The Restorative Effects of an Accomplishment, Any Accomplishment
It's Saturday at 5:15 am and I'm awake, anticipating my cat alarm clock will go off at any moment to say "feed me." She does this every morning sometimes starting at 4, meowing and gently touching me on the forehead with her paw to rouse me. She wants to eat. But she doesn't seem to understand on Saturdays I can sleep in, as long as I can fend off thinking of all the things I have to do today.
I get up cautiously so as not to re-injure my lower back. I've been moving very slowly the last few months, like an old man I see hunched over near work. I don't want to end up like him but it's getting close: too close for comfort. I have a lot to do today. Is my tooth hurting again? I can only take one physical malady at a time before I start the day ruminating.

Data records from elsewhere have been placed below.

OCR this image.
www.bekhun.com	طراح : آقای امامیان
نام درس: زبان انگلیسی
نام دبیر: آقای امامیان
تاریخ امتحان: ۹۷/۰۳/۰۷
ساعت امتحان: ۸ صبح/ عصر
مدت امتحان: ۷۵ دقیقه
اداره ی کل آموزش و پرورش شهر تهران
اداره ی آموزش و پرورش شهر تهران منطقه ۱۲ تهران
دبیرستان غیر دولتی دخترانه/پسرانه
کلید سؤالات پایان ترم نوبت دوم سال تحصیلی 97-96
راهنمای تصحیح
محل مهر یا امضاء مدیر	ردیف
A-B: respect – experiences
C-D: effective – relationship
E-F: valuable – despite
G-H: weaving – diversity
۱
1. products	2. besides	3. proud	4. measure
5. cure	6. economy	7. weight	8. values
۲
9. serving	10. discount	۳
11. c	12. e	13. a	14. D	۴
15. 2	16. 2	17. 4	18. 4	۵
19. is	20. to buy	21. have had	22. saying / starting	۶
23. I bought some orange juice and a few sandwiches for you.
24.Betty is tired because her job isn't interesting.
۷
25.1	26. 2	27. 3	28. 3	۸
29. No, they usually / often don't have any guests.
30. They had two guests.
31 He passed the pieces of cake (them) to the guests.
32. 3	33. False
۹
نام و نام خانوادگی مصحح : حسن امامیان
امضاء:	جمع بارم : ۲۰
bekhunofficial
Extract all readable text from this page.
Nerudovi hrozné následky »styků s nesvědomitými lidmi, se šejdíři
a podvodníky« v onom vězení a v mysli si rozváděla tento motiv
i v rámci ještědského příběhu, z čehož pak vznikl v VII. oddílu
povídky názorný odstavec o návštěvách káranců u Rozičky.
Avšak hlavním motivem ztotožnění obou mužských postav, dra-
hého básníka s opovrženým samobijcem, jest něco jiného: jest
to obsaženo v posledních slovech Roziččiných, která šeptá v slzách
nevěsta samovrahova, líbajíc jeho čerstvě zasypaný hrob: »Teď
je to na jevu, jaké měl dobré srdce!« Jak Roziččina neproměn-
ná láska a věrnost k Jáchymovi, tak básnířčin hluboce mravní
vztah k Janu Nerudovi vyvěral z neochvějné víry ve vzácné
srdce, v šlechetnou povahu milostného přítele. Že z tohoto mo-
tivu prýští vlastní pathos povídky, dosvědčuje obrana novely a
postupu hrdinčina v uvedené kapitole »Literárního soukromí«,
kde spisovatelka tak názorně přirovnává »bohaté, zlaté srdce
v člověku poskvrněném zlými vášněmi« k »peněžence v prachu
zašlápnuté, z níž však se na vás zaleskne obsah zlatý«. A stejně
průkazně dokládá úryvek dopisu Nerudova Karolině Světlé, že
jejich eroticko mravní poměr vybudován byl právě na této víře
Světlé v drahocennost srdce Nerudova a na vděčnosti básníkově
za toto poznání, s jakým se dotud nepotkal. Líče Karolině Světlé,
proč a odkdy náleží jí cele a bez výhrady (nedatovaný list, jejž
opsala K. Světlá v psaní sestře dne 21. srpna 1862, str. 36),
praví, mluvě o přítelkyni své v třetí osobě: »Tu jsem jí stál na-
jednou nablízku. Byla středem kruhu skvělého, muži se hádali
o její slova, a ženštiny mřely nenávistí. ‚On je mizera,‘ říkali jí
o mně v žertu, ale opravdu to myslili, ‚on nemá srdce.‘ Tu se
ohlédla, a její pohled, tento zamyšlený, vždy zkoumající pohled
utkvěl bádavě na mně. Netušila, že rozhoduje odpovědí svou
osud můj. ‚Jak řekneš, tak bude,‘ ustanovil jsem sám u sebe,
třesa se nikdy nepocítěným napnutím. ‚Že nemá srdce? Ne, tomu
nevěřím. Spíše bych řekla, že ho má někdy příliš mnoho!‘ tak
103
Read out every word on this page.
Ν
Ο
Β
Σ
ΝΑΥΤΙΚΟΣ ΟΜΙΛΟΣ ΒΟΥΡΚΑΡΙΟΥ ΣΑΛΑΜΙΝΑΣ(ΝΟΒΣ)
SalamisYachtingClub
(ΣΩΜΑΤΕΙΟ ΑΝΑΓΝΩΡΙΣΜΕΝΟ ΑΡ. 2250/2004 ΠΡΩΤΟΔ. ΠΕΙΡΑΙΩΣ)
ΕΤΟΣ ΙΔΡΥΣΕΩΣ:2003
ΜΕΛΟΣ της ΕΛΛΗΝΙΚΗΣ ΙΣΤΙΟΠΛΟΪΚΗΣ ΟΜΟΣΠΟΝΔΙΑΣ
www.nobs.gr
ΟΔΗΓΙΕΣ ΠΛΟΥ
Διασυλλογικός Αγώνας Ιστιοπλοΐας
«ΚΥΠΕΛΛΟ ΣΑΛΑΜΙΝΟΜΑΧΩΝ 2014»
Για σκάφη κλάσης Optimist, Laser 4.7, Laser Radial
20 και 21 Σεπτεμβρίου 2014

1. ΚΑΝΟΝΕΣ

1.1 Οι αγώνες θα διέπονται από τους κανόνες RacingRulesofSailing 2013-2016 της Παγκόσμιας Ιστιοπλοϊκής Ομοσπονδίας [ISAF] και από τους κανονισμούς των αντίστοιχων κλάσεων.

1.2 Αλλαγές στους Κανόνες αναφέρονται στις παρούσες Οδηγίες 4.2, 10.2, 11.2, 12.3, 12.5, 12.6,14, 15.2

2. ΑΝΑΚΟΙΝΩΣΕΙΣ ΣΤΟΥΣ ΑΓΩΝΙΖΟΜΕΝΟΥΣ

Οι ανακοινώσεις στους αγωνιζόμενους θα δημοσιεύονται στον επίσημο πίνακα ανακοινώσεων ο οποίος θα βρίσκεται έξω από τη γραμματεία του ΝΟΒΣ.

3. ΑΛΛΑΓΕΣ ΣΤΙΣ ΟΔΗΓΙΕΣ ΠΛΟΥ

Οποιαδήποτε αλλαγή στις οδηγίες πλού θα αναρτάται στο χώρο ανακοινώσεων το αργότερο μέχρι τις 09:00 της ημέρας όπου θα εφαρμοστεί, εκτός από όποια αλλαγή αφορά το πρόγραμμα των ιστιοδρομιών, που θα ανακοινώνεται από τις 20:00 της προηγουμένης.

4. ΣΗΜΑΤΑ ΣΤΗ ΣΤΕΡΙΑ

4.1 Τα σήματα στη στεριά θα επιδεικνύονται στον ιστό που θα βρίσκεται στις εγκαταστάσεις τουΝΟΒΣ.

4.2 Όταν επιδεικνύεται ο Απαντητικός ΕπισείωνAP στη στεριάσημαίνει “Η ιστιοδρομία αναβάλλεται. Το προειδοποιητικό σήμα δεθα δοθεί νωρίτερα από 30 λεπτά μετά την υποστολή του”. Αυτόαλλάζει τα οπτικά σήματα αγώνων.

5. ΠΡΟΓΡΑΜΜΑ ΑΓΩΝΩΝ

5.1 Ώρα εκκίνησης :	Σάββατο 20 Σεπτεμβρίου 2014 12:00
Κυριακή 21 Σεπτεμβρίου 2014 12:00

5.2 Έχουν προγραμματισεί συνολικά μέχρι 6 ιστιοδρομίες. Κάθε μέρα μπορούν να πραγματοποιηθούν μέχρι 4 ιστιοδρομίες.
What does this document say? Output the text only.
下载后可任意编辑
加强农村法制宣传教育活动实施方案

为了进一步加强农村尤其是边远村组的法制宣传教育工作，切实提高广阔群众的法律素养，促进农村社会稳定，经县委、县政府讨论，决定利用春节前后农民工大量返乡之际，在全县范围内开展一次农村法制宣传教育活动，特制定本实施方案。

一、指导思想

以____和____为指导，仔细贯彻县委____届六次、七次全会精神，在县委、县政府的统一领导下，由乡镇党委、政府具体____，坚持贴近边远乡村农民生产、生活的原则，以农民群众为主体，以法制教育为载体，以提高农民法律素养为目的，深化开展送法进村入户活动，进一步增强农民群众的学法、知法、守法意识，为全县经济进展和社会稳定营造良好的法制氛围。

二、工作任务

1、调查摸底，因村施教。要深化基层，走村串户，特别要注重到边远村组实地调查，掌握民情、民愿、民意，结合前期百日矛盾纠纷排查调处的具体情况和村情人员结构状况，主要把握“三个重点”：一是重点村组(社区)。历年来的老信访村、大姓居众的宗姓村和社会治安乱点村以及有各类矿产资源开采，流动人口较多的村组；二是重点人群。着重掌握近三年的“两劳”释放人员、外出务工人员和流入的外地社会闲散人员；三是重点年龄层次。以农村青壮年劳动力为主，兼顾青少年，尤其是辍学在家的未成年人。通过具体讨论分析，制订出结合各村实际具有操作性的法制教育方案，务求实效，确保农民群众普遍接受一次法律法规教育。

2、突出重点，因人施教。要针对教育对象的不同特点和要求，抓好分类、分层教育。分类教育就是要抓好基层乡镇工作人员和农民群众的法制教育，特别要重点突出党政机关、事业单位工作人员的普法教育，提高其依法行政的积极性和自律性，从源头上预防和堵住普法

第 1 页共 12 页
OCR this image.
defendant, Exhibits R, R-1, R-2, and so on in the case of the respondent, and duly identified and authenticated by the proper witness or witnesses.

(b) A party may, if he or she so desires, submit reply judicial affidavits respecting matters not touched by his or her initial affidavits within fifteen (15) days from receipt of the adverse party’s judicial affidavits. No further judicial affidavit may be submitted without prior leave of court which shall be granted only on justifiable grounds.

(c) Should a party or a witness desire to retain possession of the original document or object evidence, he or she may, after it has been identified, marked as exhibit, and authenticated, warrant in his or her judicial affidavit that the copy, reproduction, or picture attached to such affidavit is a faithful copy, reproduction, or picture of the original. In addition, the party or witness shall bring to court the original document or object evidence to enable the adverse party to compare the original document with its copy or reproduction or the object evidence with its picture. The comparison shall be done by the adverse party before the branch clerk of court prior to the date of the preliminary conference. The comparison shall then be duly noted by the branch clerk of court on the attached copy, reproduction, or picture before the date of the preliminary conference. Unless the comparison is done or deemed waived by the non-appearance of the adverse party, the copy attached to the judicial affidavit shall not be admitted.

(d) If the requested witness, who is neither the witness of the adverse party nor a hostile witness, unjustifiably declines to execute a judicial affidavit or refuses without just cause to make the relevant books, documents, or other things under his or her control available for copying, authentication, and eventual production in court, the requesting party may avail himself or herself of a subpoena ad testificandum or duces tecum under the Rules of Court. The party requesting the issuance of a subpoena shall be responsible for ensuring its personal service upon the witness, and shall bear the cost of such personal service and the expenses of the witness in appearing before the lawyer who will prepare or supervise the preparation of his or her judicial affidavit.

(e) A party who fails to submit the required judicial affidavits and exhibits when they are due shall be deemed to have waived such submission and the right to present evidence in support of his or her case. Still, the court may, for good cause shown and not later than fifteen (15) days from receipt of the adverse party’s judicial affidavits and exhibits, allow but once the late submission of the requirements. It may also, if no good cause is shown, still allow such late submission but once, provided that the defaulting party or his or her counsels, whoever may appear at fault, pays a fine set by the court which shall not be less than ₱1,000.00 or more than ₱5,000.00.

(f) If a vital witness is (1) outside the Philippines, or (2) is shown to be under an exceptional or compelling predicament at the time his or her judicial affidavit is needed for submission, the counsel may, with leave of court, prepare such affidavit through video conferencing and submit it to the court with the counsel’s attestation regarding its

I'm waiting for an important phone call. I want to write another blog post. I'm collaborating on an art project. I need to get a friend some info for a grant proposal. I'm trying to find a live photo printer who can reprint some of my photographs for a library that's decided to buy my work. (Years of no sales end exactly two weeks after I dismantled my darkroom. The irony isn't lost on me.) I'm trying to find images that will make my PowerPoint presentation shine at the conference I will be speaking at in April. And, of course, Mercury is in retrograde again.
My days always start out with a lot of promise, the promise that by the end of the day I will have accomplished an assortment of glorious things. Hope is always on the horizon as the sun rises. As the sun sets, ending with a full list of these achievements is how I evaluate the success of each day. Doesn't everybody?